About 35 people, mostly members of the Ballast Point Neighborhood Association, agreed to oppose the current site plan for a new drugstore and bank planned for Gandy Square at 3010 W Gandy Blvd.
The site is home to nine businesses, including a pizza parlor, a Chinese restaurant, a hair salon and a fitness center for women.
Walgreen Co. wants to enlarge the site by taking over an alley and buying parts of two residential properties. The City Council was scheduled to vote on the alley issue Thursday. A proposed rezoning of the new, larger site is set to go to the council June 12.
Walgreen Co. will also ask the council to approve drive-through windows for the pharmacy and the bank.
At this point, residents don't know whether Walgreen, which grossed $28.7-billion in sales last year, would want to build the store if the council denies the requests.

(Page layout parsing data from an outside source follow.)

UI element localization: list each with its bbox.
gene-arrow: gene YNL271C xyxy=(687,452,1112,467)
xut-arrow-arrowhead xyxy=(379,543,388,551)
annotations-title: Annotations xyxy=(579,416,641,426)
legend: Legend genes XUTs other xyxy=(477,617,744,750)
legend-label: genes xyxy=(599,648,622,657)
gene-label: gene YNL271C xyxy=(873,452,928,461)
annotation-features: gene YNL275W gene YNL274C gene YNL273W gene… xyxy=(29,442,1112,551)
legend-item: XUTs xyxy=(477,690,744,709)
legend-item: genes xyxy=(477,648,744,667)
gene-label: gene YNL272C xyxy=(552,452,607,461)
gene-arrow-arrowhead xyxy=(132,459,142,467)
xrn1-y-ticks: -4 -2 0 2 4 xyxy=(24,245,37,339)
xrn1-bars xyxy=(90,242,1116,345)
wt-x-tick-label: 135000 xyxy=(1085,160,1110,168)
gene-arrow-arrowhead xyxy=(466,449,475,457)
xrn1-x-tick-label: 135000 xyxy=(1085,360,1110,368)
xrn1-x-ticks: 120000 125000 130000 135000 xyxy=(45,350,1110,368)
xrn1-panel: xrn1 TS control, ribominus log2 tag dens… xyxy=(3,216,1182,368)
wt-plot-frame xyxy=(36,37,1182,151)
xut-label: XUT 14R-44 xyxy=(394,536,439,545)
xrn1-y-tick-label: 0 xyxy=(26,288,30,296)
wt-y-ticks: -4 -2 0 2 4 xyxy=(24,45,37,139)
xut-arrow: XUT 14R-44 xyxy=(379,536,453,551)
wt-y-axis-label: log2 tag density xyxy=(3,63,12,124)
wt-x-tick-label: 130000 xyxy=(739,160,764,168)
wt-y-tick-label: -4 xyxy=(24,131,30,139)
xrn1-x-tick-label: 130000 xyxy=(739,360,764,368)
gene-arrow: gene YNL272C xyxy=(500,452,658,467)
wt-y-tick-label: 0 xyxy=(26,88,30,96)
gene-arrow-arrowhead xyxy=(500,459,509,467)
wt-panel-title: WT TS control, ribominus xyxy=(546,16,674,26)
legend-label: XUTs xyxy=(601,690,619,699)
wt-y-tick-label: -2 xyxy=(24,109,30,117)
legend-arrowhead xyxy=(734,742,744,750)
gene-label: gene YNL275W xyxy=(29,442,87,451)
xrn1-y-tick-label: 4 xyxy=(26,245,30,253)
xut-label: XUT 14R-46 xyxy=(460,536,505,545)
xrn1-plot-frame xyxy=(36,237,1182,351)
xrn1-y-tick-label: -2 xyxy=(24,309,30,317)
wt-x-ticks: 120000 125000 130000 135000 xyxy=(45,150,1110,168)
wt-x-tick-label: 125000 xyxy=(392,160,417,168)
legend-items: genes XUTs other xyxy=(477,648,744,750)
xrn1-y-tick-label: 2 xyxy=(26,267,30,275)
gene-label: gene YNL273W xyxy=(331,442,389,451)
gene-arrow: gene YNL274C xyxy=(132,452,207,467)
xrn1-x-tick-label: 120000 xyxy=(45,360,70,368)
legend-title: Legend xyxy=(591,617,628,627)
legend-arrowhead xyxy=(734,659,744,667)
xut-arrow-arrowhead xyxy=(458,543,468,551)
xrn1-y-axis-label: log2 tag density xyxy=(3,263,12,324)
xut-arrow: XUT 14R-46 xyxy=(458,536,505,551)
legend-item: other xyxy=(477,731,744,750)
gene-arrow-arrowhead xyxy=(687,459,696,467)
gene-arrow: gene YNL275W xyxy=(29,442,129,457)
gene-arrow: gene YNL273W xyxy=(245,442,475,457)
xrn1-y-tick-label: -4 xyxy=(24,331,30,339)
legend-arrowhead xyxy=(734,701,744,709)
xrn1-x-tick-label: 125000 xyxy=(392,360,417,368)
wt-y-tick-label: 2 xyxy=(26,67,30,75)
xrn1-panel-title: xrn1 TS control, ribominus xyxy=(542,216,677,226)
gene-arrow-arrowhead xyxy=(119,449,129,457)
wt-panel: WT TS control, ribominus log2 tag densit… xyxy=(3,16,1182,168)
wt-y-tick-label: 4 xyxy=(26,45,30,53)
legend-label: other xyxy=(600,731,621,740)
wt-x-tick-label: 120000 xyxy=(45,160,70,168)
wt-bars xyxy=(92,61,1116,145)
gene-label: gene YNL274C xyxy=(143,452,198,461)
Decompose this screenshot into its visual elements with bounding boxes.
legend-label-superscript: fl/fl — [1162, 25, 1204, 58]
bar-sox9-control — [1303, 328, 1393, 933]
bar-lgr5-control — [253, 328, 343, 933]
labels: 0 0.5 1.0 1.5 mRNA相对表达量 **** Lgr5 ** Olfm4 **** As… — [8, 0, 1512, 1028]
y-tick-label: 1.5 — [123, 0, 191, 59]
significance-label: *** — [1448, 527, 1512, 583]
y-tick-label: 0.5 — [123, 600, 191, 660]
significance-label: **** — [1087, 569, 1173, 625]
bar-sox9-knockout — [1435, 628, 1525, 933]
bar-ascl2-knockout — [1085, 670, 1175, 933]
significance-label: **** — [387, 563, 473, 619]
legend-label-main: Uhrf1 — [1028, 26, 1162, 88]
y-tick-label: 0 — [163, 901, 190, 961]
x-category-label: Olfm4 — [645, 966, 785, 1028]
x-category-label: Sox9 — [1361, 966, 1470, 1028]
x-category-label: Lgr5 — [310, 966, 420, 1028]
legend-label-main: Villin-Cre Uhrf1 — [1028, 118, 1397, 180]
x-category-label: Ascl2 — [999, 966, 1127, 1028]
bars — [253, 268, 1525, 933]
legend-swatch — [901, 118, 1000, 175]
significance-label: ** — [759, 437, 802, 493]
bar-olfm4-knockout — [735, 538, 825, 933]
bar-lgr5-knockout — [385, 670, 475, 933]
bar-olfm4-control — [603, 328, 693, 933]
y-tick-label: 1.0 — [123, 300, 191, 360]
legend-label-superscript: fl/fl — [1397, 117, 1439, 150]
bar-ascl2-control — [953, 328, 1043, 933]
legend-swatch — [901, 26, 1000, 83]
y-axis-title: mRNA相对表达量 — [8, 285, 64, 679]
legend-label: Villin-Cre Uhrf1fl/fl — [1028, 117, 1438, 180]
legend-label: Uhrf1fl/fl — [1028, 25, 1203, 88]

A representative for Hupp Realty, which is developing the property, has met with association president Gene Wells but did not attend Monday's meeting. The owner of Gandy Square lives in Illinois.
At the meeting, former association president Melanie Higgins, a self-proclaimed "tree-hugger," said there were five trees on the site that should be saved.
Jerry Miller, an association board member, said that a Walgreens drugstore might be inevitable. But he argued that the new building "does not have to be another big box." He suggested that the company lower the height of its building, include more landscaping and reduce the amount of asphalt.
Others in the audience concurred.
Chris DiNeno, co-owner of Gumby's Pizza & Grinders, has collected 1,200 signatures on a petition to save the shopping center. He argued the area doesn't need another pharmacy. Four sit within a half-mile. "It's not about adding services to the community that we aren't already enjoying," he said.
In a telephone interview, John Grandoff, attorney for Hupp Realty, said the new Walgreens is driven by market demand and would bring lower prices to the neighborhood.
He said some of the trees would be saved. For those that are removed, the developer will contribute money to a city fund for trees.
Reducing the height of the building is unlikely, Grandoff said, but architects are working on a new site plan, which should be available next week.
The June 12 rezoning meeting starts at 6:30 p.m. at City Hall, 315 E Kennedy Blvd.